"Akıllı ol" diyen vatandaş kim? Soylu'dan çok konuşulacak ifadeler
Abone olİçişleri Bakanı Süleyman Soylu, 'Akıllı ol Soylu' diyen vatandaşla ilgili "Araştırma yaptık. Adamın da kim olduğu ortaya çıktı. Nasıl kirli ilişkilerin sahibi olduğunu, onu oraya onların nasıl gönderdiğini, nasıl bir tezgah içerisinde olduklarını Türkiye bir-iki gün içerisinde anlar" diye konuştu.
İçişleri Bakanı Süleyman Soylu, Küçükçekmece'deki Balkanlı
Rumelili ve Trakyalılar Yardımlaşma Dayanışma Kültür ve Eğitim
Derneğinin bayramlaşma programına katıldı.
"Boşanma avukatı çıktı"
Soylu, para kazandırmadığı için Türkiye'de seçim hukukunu bilen çok az kişi olduğunu, en fazla 30-35 kişinin bu işi bildiğini belirterek, şunları kaydetti: Ramazanda sahurdan sonra eve geldik, hanım dedi ki 'Biraz oturalım, konuşalım.' Sohbet ederken baktım televizyonda sarı saçlı bir hanımefendinin anlattıkları merakımı çekmeye başladı. Seçim konuşuyor. ya bir tanesi doğru olmaz mı? Hepsi karavana.
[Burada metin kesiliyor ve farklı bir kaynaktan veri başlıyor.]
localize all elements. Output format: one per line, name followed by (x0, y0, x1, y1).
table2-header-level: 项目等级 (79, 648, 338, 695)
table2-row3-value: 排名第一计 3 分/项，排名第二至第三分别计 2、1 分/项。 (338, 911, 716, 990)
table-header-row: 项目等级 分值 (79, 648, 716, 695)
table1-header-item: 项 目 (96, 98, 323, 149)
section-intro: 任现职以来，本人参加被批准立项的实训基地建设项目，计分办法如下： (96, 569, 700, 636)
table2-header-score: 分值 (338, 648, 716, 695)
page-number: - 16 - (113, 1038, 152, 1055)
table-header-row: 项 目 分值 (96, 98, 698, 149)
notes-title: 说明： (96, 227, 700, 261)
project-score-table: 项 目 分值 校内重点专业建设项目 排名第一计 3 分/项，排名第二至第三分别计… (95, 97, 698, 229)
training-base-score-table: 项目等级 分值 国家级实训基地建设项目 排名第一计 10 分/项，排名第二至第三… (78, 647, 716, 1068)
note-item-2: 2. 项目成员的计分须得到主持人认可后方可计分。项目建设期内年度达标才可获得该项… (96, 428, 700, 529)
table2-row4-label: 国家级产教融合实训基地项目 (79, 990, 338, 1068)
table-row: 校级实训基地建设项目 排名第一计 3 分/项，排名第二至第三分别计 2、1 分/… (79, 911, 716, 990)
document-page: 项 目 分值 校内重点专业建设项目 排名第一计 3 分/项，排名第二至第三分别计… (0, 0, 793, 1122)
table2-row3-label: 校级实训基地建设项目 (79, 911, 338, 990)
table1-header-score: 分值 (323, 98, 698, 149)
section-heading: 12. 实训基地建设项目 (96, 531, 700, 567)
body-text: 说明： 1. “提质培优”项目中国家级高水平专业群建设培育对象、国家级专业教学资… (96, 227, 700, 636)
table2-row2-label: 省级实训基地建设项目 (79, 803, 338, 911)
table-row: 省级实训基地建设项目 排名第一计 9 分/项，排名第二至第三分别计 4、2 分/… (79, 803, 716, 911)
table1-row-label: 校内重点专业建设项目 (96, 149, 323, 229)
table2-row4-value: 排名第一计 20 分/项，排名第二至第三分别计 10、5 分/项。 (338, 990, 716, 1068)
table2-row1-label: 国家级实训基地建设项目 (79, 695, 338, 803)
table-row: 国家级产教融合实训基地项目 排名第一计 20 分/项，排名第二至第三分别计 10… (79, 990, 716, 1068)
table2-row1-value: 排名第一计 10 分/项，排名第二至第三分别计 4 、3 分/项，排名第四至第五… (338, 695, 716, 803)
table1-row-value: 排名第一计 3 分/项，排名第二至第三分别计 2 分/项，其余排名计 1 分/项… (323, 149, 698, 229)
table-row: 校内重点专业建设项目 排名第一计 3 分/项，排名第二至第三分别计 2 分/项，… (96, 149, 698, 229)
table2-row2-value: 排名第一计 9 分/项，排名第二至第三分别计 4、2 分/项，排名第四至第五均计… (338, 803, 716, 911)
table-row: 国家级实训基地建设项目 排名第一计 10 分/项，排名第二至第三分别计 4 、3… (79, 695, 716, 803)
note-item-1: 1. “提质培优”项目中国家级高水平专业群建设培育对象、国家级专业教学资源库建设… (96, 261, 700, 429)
Hanıma dedim ki 'Bu ne hukukçusuymuş acaba, hiç bilmiyor bu.' Hanım 'Bak bakalım.' dedi. Google hazretleri var ya, Google hazretlerine girdik, kızcağız boşanma avukatı çıktı. Allah'ını severseniz, işi istismar etmek için ellerinden geleni yapıyorlar.
"Şimdi canım sıkılmadı değil"
Soylu, Ramazan Bayramı'nın birinci günü Trabzon'da
havalimanında yaşanan tartışmaya ilişkin şunları söyledi: Ben
oradan çıktım adım attığım gibi 'Her şey çok güzel olacak.' diye
bağırmaya başladılar. Şimdi canım sıkılmadı değil. Siyasetin
kendine ait bir edebi var. Bu edebin de yani sizin burada (VIP)
hakkınız olmamasına rağmen, sizi oraya almışlar. İmamoğlu'nun
oradan geçme hakkı olmamasına rağmen demek ki nezaket göstermişler.
Ben işin o tarafında değilim.
"Akıllı ol bizim orada tehdittir"
Sonra adamın birisi geçerken bana 'Akıllı ol Soylu.' dedi. 'Akıllı ol' bizim orada tehdittir. Mafyavari, tehditvari bir üsluptur yani. Onun bir cümle sonrası 'Akıllı ol Soylu yoksa aklını alırız.' demektir o. Ben mahallelerde büyüdüm. Sözün nereye geldiğini, nereye gittiğini bilmez miyim? Döndüm ben de ona bir kelime söyledim. Ama baktım burada bir tezgah var. Biz o tezgaha düşmeyelim. Sonra bu tezgahın bedelini Binali Ağabey'e ödettirmeyelim. Şimdi şunu söylemek isterim. Adamla ilgili araştırma yaptık, adamın da kim olduğu ortaya çıktı. Nasıl kirli ilişkilerin sahibi olduğunu, onu oraya onların nasıl gönderdiğini, nasıl bir tezgah içerisinde olduklarını Türkiye bir-iki gün içerisinde anlar. Öyle bir derin ilişkileri var."